The lab combined checks 1-3 into one task that resulted in either a removing or leaving an explanatory variable based on if it helped or hurt the relationship of explaining the dependent (Meth Lab Density) variable.  Below are snap-shots of working through each of the 6 questions.  The order of answering these six questions is very important!

Question 1 - Are independent variables helping or hurting my model?
This task involved checking to see that all of the explanatory variables have statistically significant coefficients (value > 0.4).  Two columns, Probability, and Robust Probability measure coefficient statistical significance. An asterisk next to the probability tells you the coefficient is significant. If a variable is not significant, it is not helping the model, and unless I thought the particular variable is critical, I removed it. When the Koenker (BP) statistic is statistically significant, you can only trust the Robust Probability column to determine if a coefficient is significant or not.
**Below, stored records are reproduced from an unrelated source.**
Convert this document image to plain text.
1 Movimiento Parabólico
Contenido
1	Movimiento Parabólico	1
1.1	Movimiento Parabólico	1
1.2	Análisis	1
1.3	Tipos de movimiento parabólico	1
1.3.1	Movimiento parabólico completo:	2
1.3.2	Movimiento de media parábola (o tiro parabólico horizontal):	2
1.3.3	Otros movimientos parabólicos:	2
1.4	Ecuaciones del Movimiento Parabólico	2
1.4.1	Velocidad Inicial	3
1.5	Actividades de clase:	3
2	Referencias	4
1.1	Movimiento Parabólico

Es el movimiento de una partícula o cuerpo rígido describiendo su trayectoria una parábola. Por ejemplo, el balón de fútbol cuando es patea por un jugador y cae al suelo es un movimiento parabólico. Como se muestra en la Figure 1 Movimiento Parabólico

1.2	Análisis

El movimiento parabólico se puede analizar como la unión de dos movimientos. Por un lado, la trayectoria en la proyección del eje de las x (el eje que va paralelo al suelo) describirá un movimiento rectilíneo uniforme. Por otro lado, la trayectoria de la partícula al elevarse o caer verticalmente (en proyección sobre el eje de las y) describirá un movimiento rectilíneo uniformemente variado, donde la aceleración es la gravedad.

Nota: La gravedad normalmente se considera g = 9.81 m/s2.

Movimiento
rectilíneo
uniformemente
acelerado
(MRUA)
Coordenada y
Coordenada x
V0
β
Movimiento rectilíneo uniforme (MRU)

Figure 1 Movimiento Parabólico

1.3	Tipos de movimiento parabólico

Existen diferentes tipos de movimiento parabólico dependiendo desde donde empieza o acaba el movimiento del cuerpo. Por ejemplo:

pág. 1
Small probabilities are “better” (more significant) than large probabilities.

Question 2 - Is the relationship between the independent and dependent variables what I expected?
This task involved checking to see that each coefficient value has the “expected” sign and not indicating a slope of zero.  A positive coefficient indicates the relationship is positive; a negative coefficient means the relationship is negative.  In the beginning, I noticed lots of high negative and positive values which I used to weigh my decision to keep the variable.  I used lower values as my clue to remove the variable.  And when considering the variable, I would ask myself, does this value seem reasonable for this variable to either increase or decrease the MLD.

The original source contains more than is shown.